Avec dans ses bagages si j’ose dire, les grandes et les petites vertus ainsi que tous ses vices quel potentiel !
Dès le début l’homme fut-il bon ou mauvais, cela se discute, peut-être les deux. Comme il était seul, ne pouvant encore se comparer, il examina la nature et les bêtes et conclu rapidement à sa supériorité, sur tout ce qui l’entourait.
Ainsi commença l’opposition entre la vanité et l’humilité. Si comparer, c’est rechercher des ressemblances, c’est aussi affronter. Comparer les différences mène à créer une échelle de valeurs, l’homme cherche donc tout de suite à dominer la nature.
Il devient démiurge d’un panthéon, il sera tout, il sera Éole le dieu du vent, Poséidon le dieu de la mer, Gaïa le dieu de la terre, Héphaïstos le dieu du feu, et pourquoi pas tant qu’à faire Zeus le dieu des dieux, mon Dieu, quel orgueil, quelle vanité !
C’est là que l’homme entre dans la brume matinale, celle du début, des apparences, ses yeux, sont voilés, il est dans l’hebel hébreu dans la Vanité des Vanités, celle de l’Ecclésiaste. Il devient sa propre idole, un véritable Golem de matière.
Il aura dès lors un long chemin à parcourir pour passer la porte, pour aller de la vanité à l’humilité, un véritable parcours initiatique, un labyrinthe parsemé d’embûches.

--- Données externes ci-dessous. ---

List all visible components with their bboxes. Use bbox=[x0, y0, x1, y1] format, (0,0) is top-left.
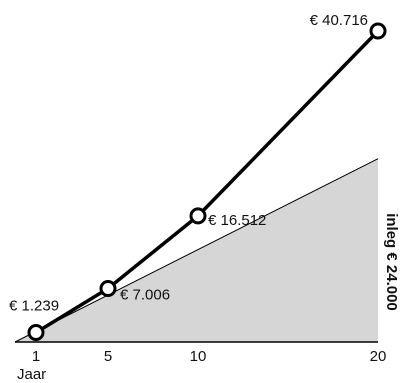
data-label: € 7.006 bbox=[120, 286, 170, 303]
inleg-label: inleg € 24.000 bbox=[383, 213, 400, 311]
x-tick-label: 5 bbox=[104, 348, 112, 365]
data-point-marker bbox=[369, 22, 387, 40]
data-point-marker bbox=[189, 207, 207, 225]
inleg-area-edge bbox=[14, 158, 379, 343]
x-tick-label: 20 bbox=[370, 348, 387, 365]
x-tick-label: 10 bbox=[190, 348, 207, 365]
data-label: € 16.512 bbox=[208, 212, 266, 229]
data-label: € 40.716 bbox=[310, 12, 368, 29]
series-line bbox=[35, 29, 380, 335]
x-tick-label: 1 bbox=[32, 348, 40, 365]
x-axis-label: Jaar bbox=[17, 366, 46, 383]
data-label: € 1.239 bbox=[9, 298, 59, 315]
data-point-marker bbox=[99, 279, 117, 297]
data-point-marker bbox=[27, 324, 45, 342]
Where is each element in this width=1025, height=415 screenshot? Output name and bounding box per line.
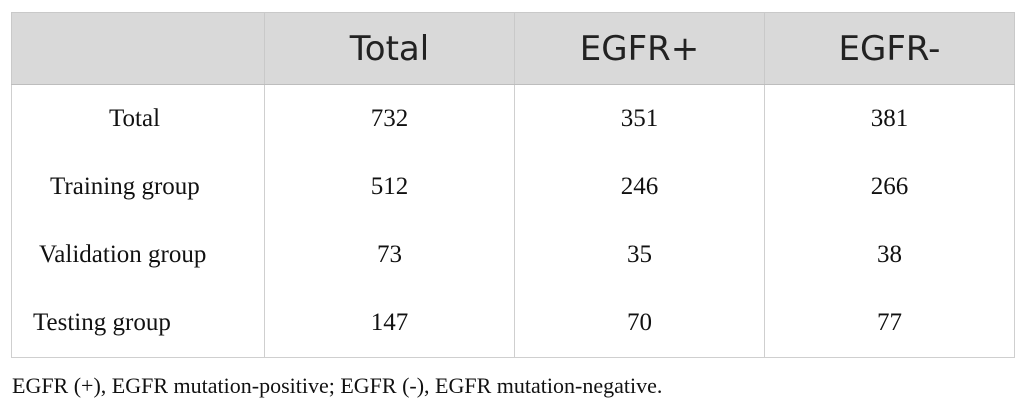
data-table: Total EGFR+ EGFR- Total 732 351 381 Trai… (11, 12, 1015, 358)
row-label: Training group (11, 153, 265, 221)
cell-total: 73 (264, 221, 515, 289)
cell-egfr-negative: 38 (764, 221, 1015, 289)
table-row: Validation group 73 35 38 (11, 221, 1015, 289)
cell-egfr-positive: 70 (514, 289, 765, 358)
header-cell-empty (11, 12, 265, 85)
cell-egfr-negative: 77 (764, 289, 1015, 358)
cell-egfr-positive: 35 (514, 221, 765, 289)
row-label: Testing group (11, 289, 265, 358)
table-row: Total 732 351 381 (11, 84, 1015, 153)
table-row: Testing group 147 70 77 (11, 289, 1015, 358)
cell-egfr-positive: 351 (514, 84, 765, 153)
header-cell-egfr-negative: EGFR- (764, 12, 1015, 85)
header-row: Total EGFR+ EGFR- (11, 12, 1015, 85)
cell-egfr-negative: 266 (764, 153, 1015, 221)
header-cell-egfr-positive: EGFR+ (514, 12, 765, 85)
header-cell-total: Total (264, 12, 515, 85)
row-label: Total (11, 84, 265, 153)
row-label: Validation group (11, 221, 265, 289)
table-row: Training group 512 246 266 (11, 153, 1015, 221)
table-footnote: EGFR (+), EGFR mutation-positive; EGFR (… (12, 373, 663, 398)
cell-total: 512 (264, 153, 515, 221)
cell-egfr-positive: 246 (514, 153, 765, 221)
cell-total: 147 (264, 289, 515, 358)
cell-egfr-negative: 381 (764, 84, 1015, 153)
cell-total: 732 (264, 84, 515, 153)
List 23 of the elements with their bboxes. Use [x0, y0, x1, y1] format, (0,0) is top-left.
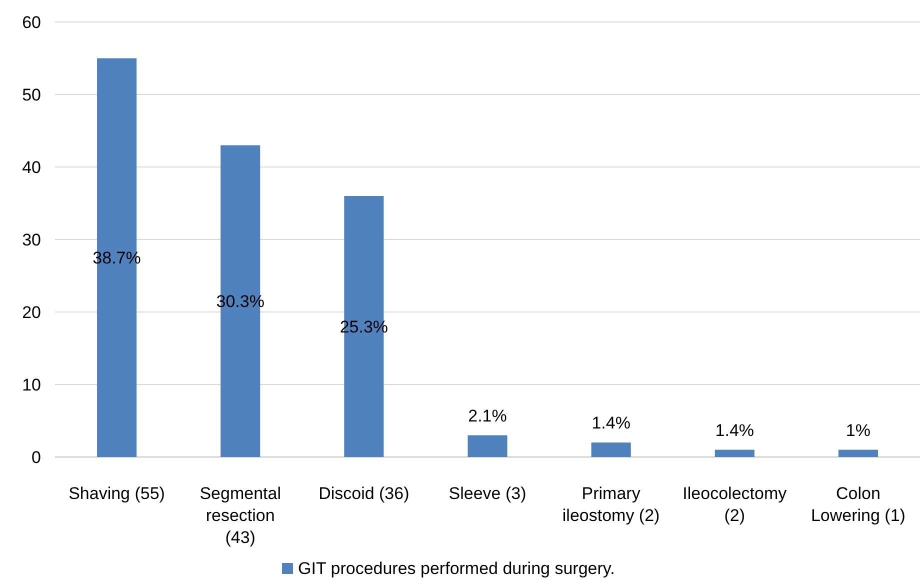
- x-tick-label: Primary ileostomy (2): [562, 484, 660, 525]
- annotation: 1.4%: [592, 414, 630, 432]
- x-tick-label: Segmental resection (43): [200, 484, 281, 547]
- bar: [838, 450, 878, 457]
- bar: [591, 442, 631, 457]
- y-tick-label: 30: [22, 230, 41, 250]
- y-tick-label: 0: [32, 448, 41, 467]
- x-tick-label: Discoid (36): [318, 484, 410, 503]
- bar: [714, 450, 754, 457]
- annotation: 2.1%: [468, 406, 507, 426]
- y-tick-label: 60: [22, 13, 41, 32]
- bar: [468, 435, 508, 457]
- annotation: 1.4%: [715, 420, 754, 440]
- x-tick-label: Shaving (55): [68, 484, 165, 503]
- y-tick-label: 40: [22, 158, 41, 177]
- x-tick-label: Colon Lowering (1): [810, 484, 906, 525]
- y-tick-label: 50: [22, 86, 41, 104]
- y-tick-label: 20: [22, 303, 41, 322]
- y-tick-label: 10: [22, 376, 41, 394]
- legend-label: GIT procedures performed during surgery.: [298, 559, 615, 578]
- x-tick-label: Ileocolectomy (2): [682, 484, 788, 525]
- annotation: 1%: [846, 420, 871, 440]
- x-tick-label: Sleeve (3): [448, 484, 526, 503]
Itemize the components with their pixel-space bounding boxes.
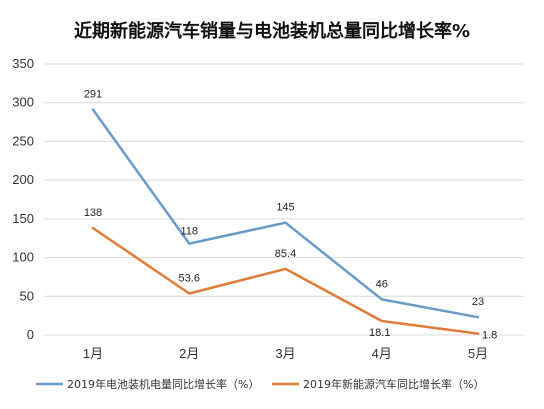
data-label: 291 xyxy=(84,89,102,101)
y-tick-label: 0 xyxy=(27,327,34,342)
y-tick-label: 300 xyxy=(12,95,34,110)
data-label: 85.4 xyxy=(275,248,296,260)
y-tick-label: 250 xyxy=(12,133,34,148)
data-label: 1.8 xyxy=(482,330,497,342)
series-lines xyxy=(91,108,480,335)
y-tick-label: 200 xyxy=(12,172,34,187)
legend: 2019年电池装机电量同比增长率（%） 2019年新能源汽车同比增长率（%） xyxy=(36,377,484,391)
x-tick-label: 3月 xyxy=(275,346,295,361)
y-axis-ticks: 0 50 100 150 200 250 300 350 xyxy=(12,56,34,342)
data-label: 23 xyxy=(472,296,484,308)
x-tick-label: 5月 xyxy=(468,346,488,361)
x-tick-label: 1月 xyxy=(83,346,103,361)
legend-label-1: 2019年电池装机电量同比增长率（%） xyxy=(67,377,259,391)
series-line-2 xyxy=(91,226,480,335)
data-label: 53.6 xyxy=(179,272,200,284)
y-tick-label: 350 xyxy=(12,56,34,71)
data-label: 138 xyxy=(84,207,102,219)
legend-label-2: 2019年新能源汽车同比增长率（%） xyxy=(303,377,484,391)
y-tick-label: 100 xyxy=(12,250,34,265)
y-tick-label: 50 xyxy=(20,288,34,303)
data-label: 145 xyxy=(276,202,294,214)
x-tick-label: 2月 xyxy=(179,346,199,361)
data-label: 118 xyxy=(180,226,198,238)
data-labels: 291 118 145 46 23 138 53.6 85.4 18.1 1.8 xyxy=(84,89,497,342)
x-tick-label: 4月 xyxy=(372,346,392,361)
data-label: 46 xyxy=(376,278,388,290)
y-tick-label: 150 xyxy=(12,211,34,226)
data-label: 18.1 xyxy=(369,327,390,339)
x-axis-ticks: 1月 2月 3月 4月 5月 xyxy=(83,346,488,361)
chart-title: 近期新能源汽车销量与电池装机总量同比增长率% xyxy=(74,20,470,42)
gridlines xyxy=(44,63,524,336)
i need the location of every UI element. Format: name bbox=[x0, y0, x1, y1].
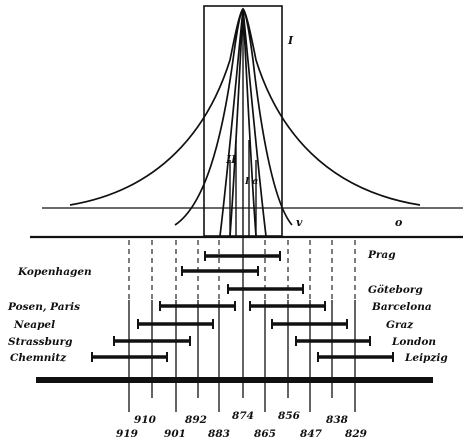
bar-graz bbox=[271, 319, 348, 329]
scale-number: 883 bbox=[208, 428, 230, 440]
bar-london bbox=[295, 336, 371, 346]
bar-leipzig bbox=[317, 352, 394, 362]
bar-prag bbox=[204, 251, 281, 261]
scale-number: 874 bbox=[232, 410, 254, 422]
curve-label-v: v bbox=[296, 216, 303, 229]
city-label-kopenhagen: Kopenhagen bbox=[17, 266, 92, 278]
range-bars bbox=[91, 251, 394, 362]
curve-narrow-2 bbox=[229, 8, 257, 237]
scale-number: 892 bbox=[185, 414, 207, 426]
city-label-goteborg: Göteborg bbox=[368, 284, 423, 296]
scale-number: 829 bbox=[345, 428, 368, 440]
scale-number: 838 bbox=[326, 414, 349, 426]
city-label-london: London bbox=[391, 336, 436, 348]
city-label-barcelona: Barcelona bbox=[371, 301, 432, 313]
scale-number: 910 bbox=[134, 414, 157, 426]
bar-kopenhagen bbox=[181, 266, 259, 276]
bar-neapel bbox=[137, 319, 214, 329]
city-label-chemnitz: Chemnitz bbox=[10, 352, 67, 364]
curve-label-I: I bbox=[287, 34, 294, 47]
scale-number: 919 bbox=[116, 428, 139, 440]
city-label-leipzig: Leipzig bbox=[404, 352, 448, 364]
bar-barcelona bbox=[249, 301, 326, 311]
city-label-neapel: Neapel bbox=[13, 319, 55, 331]
bar-goteborg bbox=[227, 284, 304, 294]
curve-label-III: I a bbox=[244, 177, 258, 187]
scale-number: 856 bbox=[278, 410, 301, 422]
scale-number: 847 bbox=[300, 428, 323, 440]
distribution-curves bbox=[69, 7, 421, 237]
city-label-strassburg: Strassburg bbox=[8, 336, 72, 348]
city-label-graz: Graz bbox=[386, 319, 414, 331]
scale-number: 901 bbox=[164, 428, 186, 440]
bar-strassburg bbox=[113, 336, 191, 346]
curve-label-o: o bbox=[395, 216, 402, 229]
curve-label-II: II bbox=[225, 153, 237, 166]
city-label-prag: Prag bbox=[367, 249, 396, 261]
city-label-posen-paris: Posen, Paris bbox=[7, 301, 80, 313]
bar-chemnitz bbox=[91, 352, 168, 362]
scale-number: 865 bbox=[254, 428, 276, 440]
bar-posen-paris bbox=[159, 301, 236, 311]
central-verticals bbox=[229, 10, 257, 237]
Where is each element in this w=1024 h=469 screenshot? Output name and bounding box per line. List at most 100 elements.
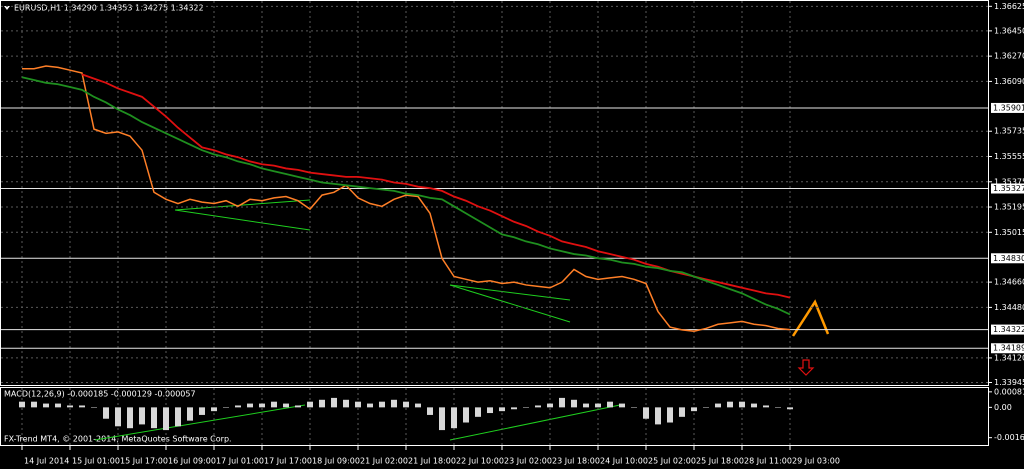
y-tick-label: 1.36270 xyxy=(994,52,1024,61)
price-level-label: 1.35327 xyxy=(993,184,1024,193)
histogram-bar xyxy=(115,407,121,427)
histogram-bar xyxy=(667,407,673,423)
main-panel-frame xyxy=(0,0,989,386)
price-level-box xyxy=(991,102,1024,113)
y-tick-label: 1.35555 xyxy=(994,152,1024,161)
histogram-bar xyxy=(271,401,277,408)
y-tick-label: 1.36090 xyxy=(994,77,1024,86)
down-arrow-signal xyxy=(797,359,815,376)
histogram-bar xyxy=(439,407,445,431)
x-tick-label: 23 Jul 02:00 xyxy=(504,457,552,466)
histogram-bar xyxy=(583,403,589,408)
histogram-bar xyxy=(67,405,73,408)
series-line xyxy=(22,65,791,333)
histogram-bar xyxy=(283,403,289,408)
x-tick-label: 17 Jul 01:00 xyxy=(216,457,264,466)
histogram-bar xyxy=(727,401,733,408)
price-level-label: 1.34189 xyxy=(993,344,1024,353)
histogram-bar xyxy=(307,401,313,408)
histogram-bar xyxy=(451,407,457,429)
histogram-bar xyxy=(787,407,793,410)
x-tick-label: 22 Jul 10:00 xyxy=(456,457,504,466)
x-tick-label: 21 Jul 02:00 xyxy=(360,457,408,466)
histogram-bar xyxy=(379,401,385,408)
histogram-bar xyxy=(535,405,541,408)
histogram-bar xyxy=(331,397,337,408)
y-tick-label: 1.36625 xyxy=(994,2,1024,11)
histogram-bar xyxy=(211,407,217,412)
histogram-bar xyxy=(679,407,685,417)
y-tick-label: 1.34120 xyxy=(994,353,1024,362)
series-line xyxy=(21,76,791,316)
histogram-bar xyxy=(343,399,349,408)
histogram-bar xyxy=(607,401,613,408)
histogram-bar xyxy=(103,407,109,419)
price-level-label: 1.34322 xyxy=(993,325,1024,334)
histogram-bar xyxy=(739,401,745,408)
x-tick-label: 15 Jul 17:00 xyxy=(120,457,168,466)
y-tick-label: 1.34480 xyxy=(994,303,1024,312)
x-tick-label: 14 Jul 2014 xyxy=(24,457,69,466)
y-tick-label: 1.35375 xyxy=(994,177,1024,186)
histogram-bar xyxy=(151,407,157,429)
macd-title: MACD(12,26,9) -0.000185 -0.000129 -0.000… xyxy=(4,390,196,399)
histogram-bar xyxy=(43,403,49,408)
x-tick-label: 17 Jul 17:00 xyxy=(264,457,312,466)
x-tick-label: 18 Jul 09:00 xyxy=(312,457,360,466)
x-tick-label: 25 Jul 02:00 xyxy=(648,457,696,466)
histogram-bar xyxy=(703,407,709,408)
y-tick-label: 0.00 xyxy=(994,403,1012,412)
histogram-bar xyxy=(259,403,265,408)
histogram-bar xyxy=(619,403,625,408)
histogram-bar xyxy=(655,407,661,425)
y-tick-label: 1.35195 xyxy=(994,203,1024,212)
price-level-box xyxy=(991,253,1024,264)
histogram-bar xyxy=(751,403,757,408)
histogram-bar xyxy=(559,397,565,408)
histogram-bar xyxy=(163,407,169,431)
histogram-bar xyxy=(91,407,97,408)
histogram-bar xyxy=(55,403,61,408)
histogram-bar xyxy=(523,407,529,408)
y-tick-label: 0.000819 xyxy=(994,387,1024,396)
symbol-menu-icon[interactable] xyxy=(4,6,10,10)
x-tick-label: 28 Jul 11:00 xyxy=(744,457,792,466)
price-level-box xyxy=(991,343,1024,354)
x-tick-label: 29 Jul 03:00 xyxy=(792,457,840,466)
histogram-bar xyxy=(127,407,133,429)
histogram-bar xyxy=(319,399,325,408)
histogram-bar xyxy=(79,405,85,408)
histogram-bar xyxy=(139,407,145,425)
x-tick-label: 21 Jul 18:00 xyxy=(408,457,456,466)
histogram-bar xyxy=(631,407,637,408)
histogram-bar xyxy=(391,399,397,408)
x-tick-label: 25 Jul 18:00 xyxy=(696,457,744,466)
histogram-bar xyxy=(643,407,649,419)
y-tick-label: -0.00160 xyxy=(994,433,1024,442)
histogram-bar xyxy=(547,403,553,408)
histogram-bar xyxy=(295,405,301,408)
histogram-bar xyxy=(367,403,373,408)
histogram-bar xyxy=(235,405,241,408)
histogram-bar xyxy=(475,407,481,417)
chart-title: EURUSD,H1 1.34290 1.34353 1.34275 1.3432… xyxy=(14,4,204,13)
histogram-bar xyxy=(19,401,25,408)
histogram-bar xyxy=(187,407,193,421)
y-tick-label: 1.35735 xyxy=(994,127,1024,136)
histogram-bar xyxy=(223,407,229,408)
histogram-bar xyxy=(247,403,253,408)
price-level-label: 1.35901 xyxy=(993,103,1024,112)
histogram-bar xyxy=(487,407,493,414)
histogram-bar xyxy=(775,407,781,408)
histogram-bar xyxy=(595,403,601,408)
price-level-label: 1.34830 xyxy=(993,254,1024,263)
histogram-bar xyxy=(415,403,421,408)
histogram-bar xyxy=(175,407,181,427)
x-tick-label: 16 Jul 09:00 xyxy=(168,457,216,466)
x-tick-label: 24 Jul 10:00 xyxy=(600,457,648,466)
price-level-box xyxy=(991,324,1024,335)
histogram-bar xyxy=(499,407,505,412)
histogram-bar xyxy=(571,399,577,408)
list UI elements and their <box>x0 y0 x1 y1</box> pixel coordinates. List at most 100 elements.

L’humilité est une vertu très humble, comparer aux grandes vertus théologales, c’est la vertu de l’homme qui sait n’être pas Dieu, elle est petite fille de l’Amour et de la Vérité. Mais elle aussi besoin de la force, du courage et de la sagesse.
La vanité quant à elle mène au néant, à rien, alors que l’humilité mène à l’amour, à l’amour de l’autre. Aimer son prochain comme soi-même, et soi-même comme un prochain :
« Là où est l’humilité, disait Saint-Augustin, là aussi est la charité. »
Je reviens à la genèse, et à notre père Adam, la légende du 28ème degré du Rite Écossais Ancien et Accepté se déroule dans l’Éden, dans ce degré hermétique, alchimique, nous demande de travailler sur 7 réflexions : sur le principe de la vie humaine, sur l’harmonie universelle, sur l’esprit infini, sur les manifestations, sur notre condition, sur la nature et ses mystères. L’immensité du domaine de ces réflexions, fait appel à notre humilité.
Marc Halévy, physicien de la complexité et philosophe de la spiritualité voit dans ce degré maçonnique, de Chevalier du Soleil, l’enseignement de ce qu’il appelle « la naturalité », c’est-à-dire la cohérence avec le réel. Il pense que tous nos maux viennent de notre vanité et donc de notre manque d’humilité, qui serait notre erreur fondamentale, nous nous croyons supérieur à la nature. Il écrit à ce sujet :
« Toute l’immense crise écologique (largement irréversible) que nous connaissons aujourd’hui prend racine dans cette idée absurde que l’homme ‘est à part’, qu’il n’est pas partie intégrante et prenante de la nature, mais qu’il en est au mieux un visiteur, au pire un envahisseur.(…) »
« Il faut être fou de vanité pour se croire supérieur à tout ce qui existe, pour croire que l’homme est le centre le sommet et le but de tout ce qui existe, pour imaginer que tout ce qui existe est à sa disposition, fait pour lui, offert à toutes ses concupiscences et à tous ses caprices. (…) Parfois je me dis que là se place la vraie mission de l’initiation. »
Pour conclure : Avec Pascal et ses Pensées, et leur acuité en ces temps difficiles.
96- « La puissance des mouches ; elles gagnent des batailles, empêchent notre âme d’agir, mangent notre corps. »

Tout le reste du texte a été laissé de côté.